Actually, the one man among the title contenders who didn't really make a mistake worthy of the name all year was reigning world champion, Jenson Button. His problem was that, not withstanding those two classy victories in the rain at Albert Park and Shanghai, he simply wasn't quite fast enough. Typically about a couple of tenths down on Hamilton over a single lap, he continued to struggle in qualifying and his race pace, while better, wasn't quite enough to compensate, given how difficult passing is in modern F1. Whether by accident or design, Mclaren appear to have hired the perfect number 2 to Lewis Hamilton. Quicker than Kovalainen ever was, any driver capable of out-pacing Hamilton in the rain, as he did at Shanghai, has a fair mastery of his art, but I expect Button may join the long list of English one-time champions. He rarely took points off the younger Briton and there didn't appear to be any of the tension evident in relations between Webber and Vettel over at Red Bull. One more season at Mclaren then off to enjoy his retirement?

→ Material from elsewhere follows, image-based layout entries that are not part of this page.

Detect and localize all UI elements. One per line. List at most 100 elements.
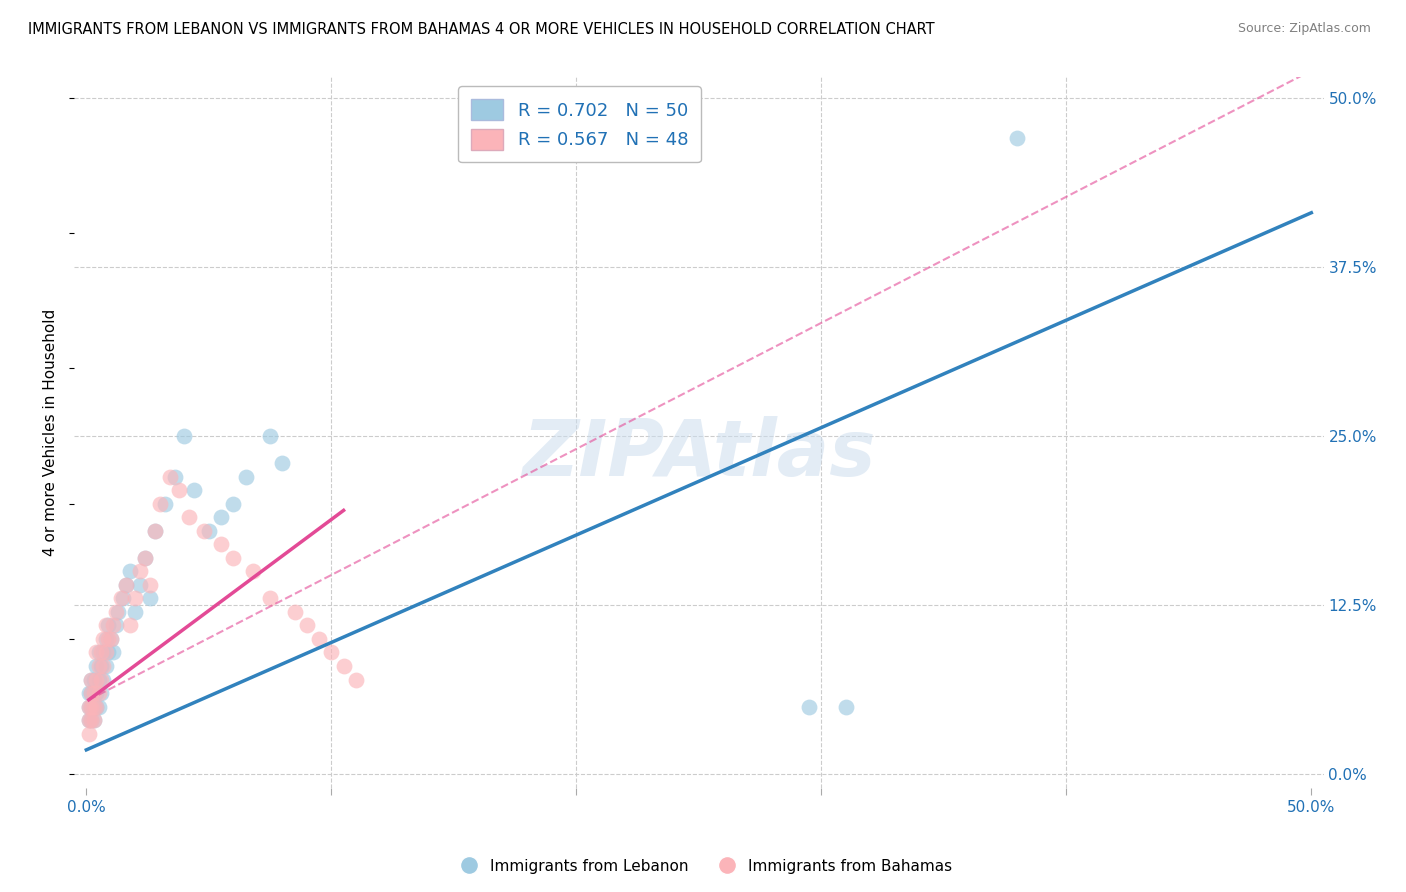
Point — [84, 659, 107, 673]
Legend: R = 0.702   N = 50, R = 0.567   N = 48: R = 0.702 N = 50, R = 0.567 N = 48 — [458, 87, 700, 162]
Point — [97, 645, 120, 659]
Point — [103, 618, 125, 632]
Point — [84, 645, 107, 659]
Point — [114, 578, 136, 592]
Point — [284, 605, 307, 619]
Point — [321, 645, 343, 659]
Point — [198, 524, 221, 538]
Point — [77, 713, 100, 727]
Point — [193, 524, 215, 538]
Point — [153, 497, 176, 511]
Point — [83, 713, 105, 727]
Point — [295, 618, 318, 632]
Point — [84, 686, 107, 700]
Point — [80, 673, 103, 687]
Point — [94, 632, 117, 646]
Point — [77, 713, 100, 727]
Point — [84, 699, 107, 714]
Point — [143, 524, 166, 538]
Point — [143, 524, 166, 538]
Point — [77, 699, 100, 714]
Text: ZIPAtlas: ZIPAtlas — [522, 416, 876, 491]
Point — [163, 469, 186, 483]
Point — [84, 699, 107, 714]
Point — [90, 673, 112, 687]
Text: Source: ZipAtlas.com: Source: ZipAtlas.com — [1237, 22, 1371, 36]
Point — [97, 632, 120, 646]
Point — [308, 632, 330, 646]
Point — [134, 550, 156, 565]
Point — [124, 591, 146, 606]
Point — [90, 659, 112, 673]
Point — [83, 686, 105, 700]
Point — [222, 550, 245, 565]
Point — [134, 550, 156, 565]
Point — [83, 686, 105, 700]
Point — [77, 686, 100, 700]
Point — [94, 659, 117, 673]
Point — [159, 469, 181, 483]
Point — [90, 686, 112, 700]
Point — [93, 673, 115, 687]
Point — [107, 605, 129, 619]
Point — [80, 686, 103, 700]
Point — [173, 429, 195, 443]
Point — [344, 673, 367, 687]
Point — [110, 591, 132, 606]
Point — [129, 564, 152, 578]
Point — [104, 618, 127, 632]
Point — [90, 645, 112, 659]
Point — [235, 469, 257, 483]
Point — [80, 713, 103, 727]
Point — [80, 686, 103, 700]
Point — [222, 497, 245, 511]
Point — [94, 645, 117, 659]
Point — [87, 686, 110, 700]
Point — [332, 659, 354, 673]
Point — [139, 578, 162, 592]
Point — [97, 618, 120, 632]
Point — [242, 564, 264, 578]
Point — [209, 537, 232, 551]
Point — [129, 578, 152, 592]
Point — [80, 699, 103, 714]
Point — [80, 673, 103, 687]
Point — [103, 645, 125, 659]
Text: IMMIGRANTS FROM LEBANON VS IMMIGRANTS FROM BAHAMAS 4 OR MORE VEHICLES IN HOUSEHO: IMMIGRANTS FROM LEBANON VS IMMIGRANTS FR… — [28, 22, 935, 37]
Point — [179, 510, 201, 524]
Point — [259, 591, 281, 606]
Point — [100, 632, 122, 646]
Point — [87, 699, 110, 714]
Point — [93, 645, 115, 659]
Point — [83, 699, 105, 714]
Point — [835, 699, 858, 714]
Point — [83, 673, 105, 687]
Point — [259, 429, 281, 443]
Point — [77, 726, 100, 740]
Point — [271, 456, 294, 470]
Point — [120, 618, 142, 632]
Point — [1007, 131, 1029, 145]
Point — [209, 510, 232, 524]
Point — [124, 605, 146, 619]
Point — [100, 632, 122, 646]
Point — [104, 605, 127, 619]
Y-axis label: 4 or more Vehicles in Household: 4 or more Vehicles in Household — [44, 309, 58, 557]
Point — [80, 699, 103, 714]
Point — [87, 645, 110, 659]
Point — [83, 699, 105, 714]
Point — [169, 483, 191, 497]
Point — [84, 673, 107, 687]
Point — [83, 713, 105, 727]
Point — [139, 591, 162, 606]
Point — [77, 699, 100, 714]
Legend: Immigrants from Lebanon, Immigrants from Bahamas: Immigrants from Lebanon, Immigrants from… — [447, 853, 959, 880]
Point — [183, 483, 205, 497]
Point — [112, 591, 135, 606]
Point — [87, 673, 110, 687]
Point — [797, 699, 820, 714]
Point — [120, 564, 142, 578]
Point — [80, 713, 103, 727]
Point — [93, 659, 115, 673]
Point — [94, 618, 117, 632]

It may have been book-ended by two processions in the Middle East, but the 2010 season turned out to be something of a vintage year. The most open championship battle that I can recall in a quarter century of following the sport. Some classic races along the way, and a new world champion crowned at the age of just 23. If Mercedes and Renault (or Lotus, or Lotus Renault, or whatever they end up being known as) can get their act together next year, 2011 could be even more open.